Shadowserver Foundation researchers have discovered more than 380,000 open Kubernetes API servers exposed on the Internet. That represents 84% of all global Kubernetes API instances that are observable online.
The research was conducted over the IPv4 infrastructure using HTTP GET requests. The researchers didn’t run intrusive checks to pinpoint the servers’ exposure levels, but the findings suggest potential problems in this landscape.
While this does not mean that these instances are completely open or vulnerable to attack, it is likely that this level of access was not intended, and these instances present an unnecessarily exposed attack surface. Shadow server report† “They’re also leaking version and build information.”
The densest cluster of exposed API servers was found in the US, where some 201,348 of these open API instances were discovered. That accounts for 53% of the total number of open servers found.
This report is further evidence in a growing body of research around API Security showing that many organizations are unprepared to protect against, respond to, or even have visibility into potential API attacks.
Data breaches via API incidents
According to the recent “State of API Security 2022Report from Salt Security, about 34% of organizations have absolutely no API security strategy, and another 27% say they have just a basic strategy that involves minimal scans and manual assessments of API security status and no controls or management over them . Another study, from 451 Research on behalf of Noname Security, found that 41% of organizations had an API security incident in the past 12 months. Of these, 63% had to do with a data breach or data loss.
The size of the potential API attack surface in modern applications and cloud infrastructure is enormous. According to the 451 Research study, large enterprises have, on average, more than 25,000 APIs connected to or operating within their infrastructure. The number is expected to continue to grow, and in a recent Gartner predicts 2022 document, analysts say they believe less than 50% of enterprise APIs will be managed in three years’ time “as the explosive growth of APIs exceeds the capabilities of API management tools.”

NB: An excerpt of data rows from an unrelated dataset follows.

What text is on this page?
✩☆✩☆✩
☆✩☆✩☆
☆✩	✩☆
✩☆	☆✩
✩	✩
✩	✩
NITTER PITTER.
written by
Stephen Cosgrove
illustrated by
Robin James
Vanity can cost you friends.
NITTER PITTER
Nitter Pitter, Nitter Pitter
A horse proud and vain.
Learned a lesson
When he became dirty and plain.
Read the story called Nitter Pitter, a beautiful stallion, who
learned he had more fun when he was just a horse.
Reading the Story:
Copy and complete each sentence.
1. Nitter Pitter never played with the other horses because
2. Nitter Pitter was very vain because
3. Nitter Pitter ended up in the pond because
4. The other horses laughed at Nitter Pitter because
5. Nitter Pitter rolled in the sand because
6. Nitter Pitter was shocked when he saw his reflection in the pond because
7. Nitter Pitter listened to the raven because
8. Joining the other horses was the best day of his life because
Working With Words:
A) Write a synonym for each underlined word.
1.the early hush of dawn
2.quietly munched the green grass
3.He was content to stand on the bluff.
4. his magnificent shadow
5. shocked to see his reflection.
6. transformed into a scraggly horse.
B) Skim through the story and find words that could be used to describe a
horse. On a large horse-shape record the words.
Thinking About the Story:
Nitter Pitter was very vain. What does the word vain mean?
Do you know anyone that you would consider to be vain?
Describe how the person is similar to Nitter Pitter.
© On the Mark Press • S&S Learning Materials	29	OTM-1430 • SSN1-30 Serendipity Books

The exposure to Kubernetes found by Shadowserver is evidence of a particularly acute problem in cloud security today. APIs are often one of the weakest links in cloud infrastructure management, as they usually form the core of the control plane that handles the configuration of cloud infrastructures and applications.
“All cloud breaches follow the same pattern: compromise with control aircraft. The control plane is the surface of the API that configures and operates the cloud. APIs are the main driver of cloud computing; think of them as ‘software intermediaries’ that allow different applications to communicate with each other,” explains Josh Stella, chief architect at Snyk and the founder of Fuga, which was recently acquired by Snyk. “The API control plane is the collection of APIs used to configure and operate the cloud. Unfortunately, the security industry is lagging behind the hackers as many vendor solutions fail to protect their customers from attacks targeting the cloud control plane. ”
In the Predicts piece, Gartner analysts agree that newly created APIs that are emerging are an integral part of the emerging cloud and application architectures that are at the heart of the modern continuous delivery model of application development.
“This situation resembles the early days of Infrastructure as a Service (IaaS) implementation, as uncontrolled API usage is on the rise. As architecture and operational technologies mature, security controls seek to apply old paradigms to new problems,” said Gartner. “These controls may be a temporary solution, but it will take a long time for security controls and practices to catch up with the new architecture paradigm.”